For the purposes of this blog, I am defining a platform independent solution as a lightweight browser-based web application designed specifically for mobile devices. Native applications are defined as solutions running on the mobile device operating system making use of handset software and hardware controls.

Platform independence generally will allow you to reach the broadest audience with the fastest iteration or cycle times, while native platforms generally offer the richest features and customer mobile experience – such as integration with calendars, contacts, and location services.

In general, the platform independent solution works best under the following situations:

  • The need to reach as many mobile devices is critical

  • The products and services that are offered are simple and do not require access to native features of the mobile handset

  • There is no need to store information directly on the mobile device

  • Users require a network connection to purchase goods and services

  • Ad-sales is not a primary revenue generating lever

  • Speed to market is a major driver for the mobile offering

  • There are no plans to build additional in-house competencies to support Objective C, Java ME, etc.

  • There are plans for several releases which will introduce new functionality

Likewise, the native platform solution is best suited for the following situations:

  • A requirement exists to run the application on a specific platform (e.g., need to support BlackBerry phones which are the featured corporate mobile device, etc.)

  • The value proposition requires the use of native controls and rich content (e.g., user location, integration with contacts, etc.)
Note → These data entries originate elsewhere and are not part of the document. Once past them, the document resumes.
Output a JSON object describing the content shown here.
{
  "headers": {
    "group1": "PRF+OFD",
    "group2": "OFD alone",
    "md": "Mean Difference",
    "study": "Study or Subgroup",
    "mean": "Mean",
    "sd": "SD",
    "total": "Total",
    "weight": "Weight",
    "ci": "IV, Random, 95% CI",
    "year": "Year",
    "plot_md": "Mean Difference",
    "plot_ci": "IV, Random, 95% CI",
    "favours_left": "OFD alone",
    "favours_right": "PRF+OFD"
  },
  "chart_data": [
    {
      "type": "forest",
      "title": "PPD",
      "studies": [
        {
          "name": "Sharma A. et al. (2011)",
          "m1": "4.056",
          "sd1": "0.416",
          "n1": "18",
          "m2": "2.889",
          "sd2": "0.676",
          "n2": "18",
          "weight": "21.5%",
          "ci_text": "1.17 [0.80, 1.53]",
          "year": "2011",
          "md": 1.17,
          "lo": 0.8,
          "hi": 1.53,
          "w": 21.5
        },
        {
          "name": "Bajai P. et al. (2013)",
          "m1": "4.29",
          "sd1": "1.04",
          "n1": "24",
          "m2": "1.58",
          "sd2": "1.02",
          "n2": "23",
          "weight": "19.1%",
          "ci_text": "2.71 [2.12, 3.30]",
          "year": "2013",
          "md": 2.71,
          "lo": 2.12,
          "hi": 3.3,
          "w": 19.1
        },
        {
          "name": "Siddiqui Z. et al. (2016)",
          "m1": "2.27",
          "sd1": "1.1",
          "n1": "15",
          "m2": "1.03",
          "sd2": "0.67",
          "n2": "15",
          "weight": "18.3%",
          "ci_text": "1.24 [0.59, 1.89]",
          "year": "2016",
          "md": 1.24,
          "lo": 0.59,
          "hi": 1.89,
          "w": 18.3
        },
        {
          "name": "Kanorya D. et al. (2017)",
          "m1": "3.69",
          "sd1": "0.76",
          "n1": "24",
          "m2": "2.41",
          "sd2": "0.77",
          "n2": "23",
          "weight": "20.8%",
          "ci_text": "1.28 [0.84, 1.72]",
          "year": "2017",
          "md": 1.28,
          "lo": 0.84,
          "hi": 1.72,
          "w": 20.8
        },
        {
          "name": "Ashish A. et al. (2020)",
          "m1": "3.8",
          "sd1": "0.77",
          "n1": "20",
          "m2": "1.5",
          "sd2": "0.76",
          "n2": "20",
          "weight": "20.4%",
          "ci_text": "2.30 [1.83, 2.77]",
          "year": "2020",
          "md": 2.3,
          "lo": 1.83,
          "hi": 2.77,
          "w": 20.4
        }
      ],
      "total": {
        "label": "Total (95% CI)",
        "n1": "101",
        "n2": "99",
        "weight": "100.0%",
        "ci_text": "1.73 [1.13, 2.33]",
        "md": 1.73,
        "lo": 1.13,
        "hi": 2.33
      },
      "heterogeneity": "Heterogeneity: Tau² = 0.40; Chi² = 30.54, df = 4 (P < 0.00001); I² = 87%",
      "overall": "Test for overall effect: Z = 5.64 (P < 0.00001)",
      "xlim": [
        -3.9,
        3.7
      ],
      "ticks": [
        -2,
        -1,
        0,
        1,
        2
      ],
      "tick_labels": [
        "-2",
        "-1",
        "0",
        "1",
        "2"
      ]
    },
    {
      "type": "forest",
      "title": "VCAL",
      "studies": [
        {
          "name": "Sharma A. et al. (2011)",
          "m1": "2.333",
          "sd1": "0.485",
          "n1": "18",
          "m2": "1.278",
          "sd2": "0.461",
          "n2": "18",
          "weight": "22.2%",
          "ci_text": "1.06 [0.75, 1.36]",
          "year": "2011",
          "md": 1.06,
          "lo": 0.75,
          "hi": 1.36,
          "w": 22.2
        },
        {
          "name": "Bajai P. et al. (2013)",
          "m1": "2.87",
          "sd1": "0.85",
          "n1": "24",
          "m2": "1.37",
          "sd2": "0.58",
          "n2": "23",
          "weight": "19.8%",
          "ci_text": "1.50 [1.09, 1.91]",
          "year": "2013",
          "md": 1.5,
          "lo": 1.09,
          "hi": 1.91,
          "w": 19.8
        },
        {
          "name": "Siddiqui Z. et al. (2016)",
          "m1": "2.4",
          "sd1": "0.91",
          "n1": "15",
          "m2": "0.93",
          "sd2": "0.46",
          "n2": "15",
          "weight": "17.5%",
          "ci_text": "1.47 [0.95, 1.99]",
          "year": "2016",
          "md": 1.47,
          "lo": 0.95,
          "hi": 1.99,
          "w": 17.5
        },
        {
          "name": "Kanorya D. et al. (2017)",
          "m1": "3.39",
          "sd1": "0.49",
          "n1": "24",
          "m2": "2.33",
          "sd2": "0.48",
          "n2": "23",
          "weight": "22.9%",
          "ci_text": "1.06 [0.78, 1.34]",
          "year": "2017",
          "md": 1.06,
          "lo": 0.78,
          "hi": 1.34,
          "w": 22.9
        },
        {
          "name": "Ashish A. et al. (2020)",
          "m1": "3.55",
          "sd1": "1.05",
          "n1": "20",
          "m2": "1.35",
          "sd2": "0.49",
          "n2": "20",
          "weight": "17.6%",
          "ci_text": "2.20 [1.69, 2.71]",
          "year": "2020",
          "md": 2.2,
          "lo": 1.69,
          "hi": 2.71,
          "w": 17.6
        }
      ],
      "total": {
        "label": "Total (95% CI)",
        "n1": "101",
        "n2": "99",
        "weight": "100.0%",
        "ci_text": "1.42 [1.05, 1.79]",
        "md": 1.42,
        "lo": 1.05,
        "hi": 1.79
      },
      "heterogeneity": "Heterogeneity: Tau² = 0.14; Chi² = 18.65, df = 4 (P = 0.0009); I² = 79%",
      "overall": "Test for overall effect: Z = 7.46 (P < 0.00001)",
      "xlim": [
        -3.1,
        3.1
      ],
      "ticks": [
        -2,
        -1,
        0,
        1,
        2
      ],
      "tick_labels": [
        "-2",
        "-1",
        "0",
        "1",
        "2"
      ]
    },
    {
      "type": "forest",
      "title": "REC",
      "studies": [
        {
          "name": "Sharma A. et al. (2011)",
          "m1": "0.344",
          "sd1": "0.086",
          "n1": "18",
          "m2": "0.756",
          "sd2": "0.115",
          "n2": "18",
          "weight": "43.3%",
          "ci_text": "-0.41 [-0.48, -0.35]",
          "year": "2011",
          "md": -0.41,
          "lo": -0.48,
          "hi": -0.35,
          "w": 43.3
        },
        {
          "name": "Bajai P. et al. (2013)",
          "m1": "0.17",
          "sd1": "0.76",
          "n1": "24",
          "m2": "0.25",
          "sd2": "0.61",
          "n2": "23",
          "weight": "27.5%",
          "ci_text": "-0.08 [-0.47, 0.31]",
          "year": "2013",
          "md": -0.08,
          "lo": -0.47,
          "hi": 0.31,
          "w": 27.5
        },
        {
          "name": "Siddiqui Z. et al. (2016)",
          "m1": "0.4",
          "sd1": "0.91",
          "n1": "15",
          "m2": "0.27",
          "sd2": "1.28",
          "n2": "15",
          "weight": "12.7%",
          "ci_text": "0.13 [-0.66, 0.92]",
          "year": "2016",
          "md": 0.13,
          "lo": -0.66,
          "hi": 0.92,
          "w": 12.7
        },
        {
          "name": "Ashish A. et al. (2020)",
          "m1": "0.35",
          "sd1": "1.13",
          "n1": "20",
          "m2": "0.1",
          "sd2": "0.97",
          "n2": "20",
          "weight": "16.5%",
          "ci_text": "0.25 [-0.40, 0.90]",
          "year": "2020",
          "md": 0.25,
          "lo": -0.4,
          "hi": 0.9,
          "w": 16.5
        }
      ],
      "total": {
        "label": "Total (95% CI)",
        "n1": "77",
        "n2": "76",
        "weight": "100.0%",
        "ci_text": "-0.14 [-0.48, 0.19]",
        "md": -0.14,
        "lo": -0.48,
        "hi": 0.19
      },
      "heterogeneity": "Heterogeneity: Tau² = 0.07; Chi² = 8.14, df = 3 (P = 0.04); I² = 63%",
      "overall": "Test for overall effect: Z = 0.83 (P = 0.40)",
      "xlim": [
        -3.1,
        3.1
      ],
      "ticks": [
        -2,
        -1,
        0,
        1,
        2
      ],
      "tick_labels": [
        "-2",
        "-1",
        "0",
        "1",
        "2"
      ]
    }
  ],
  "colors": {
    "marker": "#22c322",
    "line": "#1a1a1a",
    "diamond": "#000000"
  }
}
  • Application information must be stored on the device

  • Ad-sales is a primary revenue generating lever

  • Processor speed is important

  • Speed to market is not a major concern

Most, if not all, of these situations should be pondered before jumping into mCommerce, but the key factor in my mind is whether your mCommerce solution needs to reach the broadest audience (think platform independence) or whether your customer base needs the richest set of features, such as contacts, calendars, location services, etc. (think native application).